Bureaucracy: the restaurant

July 11, 2008 09:23

3 comments

I feel like there’s a good spoof restaurant to be made around the theme of bureaucracy or, more specifically, dealing with vendors in the corporate world. Experiences one might have at such a restaurant:

  • Conventional menus would be replaced with brochures with vague descriptions of products and services in fuzzy marketing speak (e.g. “has been an industry leader in culinary solutions for the past ten years”).
  • Prices will not be listed in the menus. Customers will need to request quotes. Preferably by fax.
  • Ordering would have to take place by way of purchase orders and elaborate paperwork. Again, faxing is preferred.
  • Different vendors/waiters could offer basically identical food/service at radically different prices and lead times for no apparent reason.
  • There will never be a centralized source of information for anything. Customers will be deflected from manufacturers to distributors to local representatives. Local representatives will be absent for random intervals with no warning.
  • Similarly, it should be basically impossible to get a straight answer about anything. “Local representatives” should insist on scheduling sales presentations instead.
  • There should be as many people involved in the ordering/delivery process as possible to minimize the probability of the customer actually getting what they ordered.
  • Orders might sometimes be outsourced to neighboring restaurants.

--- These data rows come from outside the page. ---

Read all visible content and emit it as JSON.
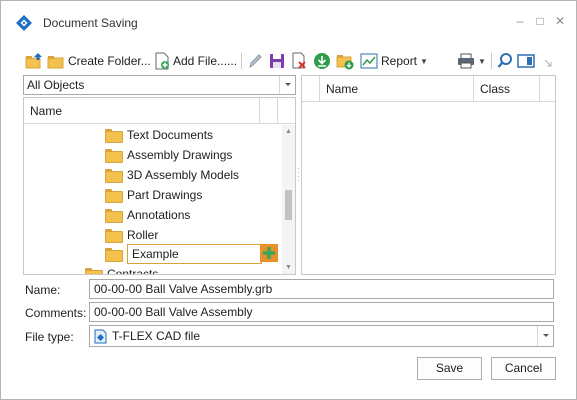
{
  "window": {
    "title": "Document Saving",
    "minimize_glyph": "–",
    "maximize_glyph": "□",
    "close_glyph": "✕"
  },
  "toolbar": {
    "create_folder_label": "Create Folder...",
    "add_file_label": "Add File......",
    "report_label": "Report",
    "icons": [
      "folder-up-icon",
      "create-folder-icon",
      "add-file-icon",
      "pencil-icon",
      "save-icon",
      "delete-icon",
      "download-icon",
      "folder-download-icon",
      "report-icon",
      "print-icon",
      "search-icon",
      "view-panel-icon"
    ]
  },
  "tree": {
    "filter_value": "All Objects",
    "column_name": "Name",
    "items": [
      {
        "label": "Text Documents"
      },
      {
        "label": "Assembly Drawings"
      },
      {
        "label": "3D Assembly Models"
      },
      {
        "label": "Part Drawings"
      },
      {
        "label": "Annotations"
      },
      {
        "label": "Roller"
      }
    ],
    "editing_item": "Example",
    "partial_item": "Contracts"
  },
  "list": {
    "columns": [
      "Name",
      "Class"
    ]
  },
  "form": {
    "name_label": "Name:",
    "name_value": "00-00-00 Ball Valve Assembly.grb",
    "comments_label": "Comments:",
    "comments_value": "00-00-00 Ball Valve Assembly",
    "filetype_label": "File type:",
    "filetype_value": "T-FLEX CAD file"
  },
  "buttons": {
    "save": "Save",
    "cancel": "Cancel"
  },
  "colors": {
    "accent": "#1f6fc5",
    "folder": "#f2c14e",
    "add_button": "#e8902b",
    "add_plus": "#3aa856",
    "delete": "#d9342b",
    "download": "#2e9c4a"
  }
}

I’m not sure how much of the world has exposure to this process, but I’m hoping the restaurant experience would be entertaining for those who do.


Comments

July 11, 2008 13:08

Also, much like real-world vendors, you know that bottle of wine you ordered is only $6 direct from the liquor store, but here you are paying $18 for the privilege of a middleman.

July 14, 2008 22:12

I had a great idea for a restaurant too. It would be a super-expensive ultra-trendy place called “Leftovers.” Food would be very gourmet, but prepared and plated in such a way that it looked like someone else’s leftovers. Sauce smeared around plates. Bites and pieces cut out of things. Napkins and tablecloths could be pre-stained with fake stains that are actually scented. Glasses with lipstick rings (which are actually delicious syrup or something.) Everything would taste delicious but look like leftovers. The rest of the restaurant would look appropriately upscale.

I think it would be the most popular place to go, because irony makes people feel more fancy and upscale. (You’d have to market it right, but you could turn it into a contest of who blinks first.)

July 17, 2008 17:40

I now see why people make a bunch of money and then go into the restaurant business. Coming up with trendy restaurant concepts is fun!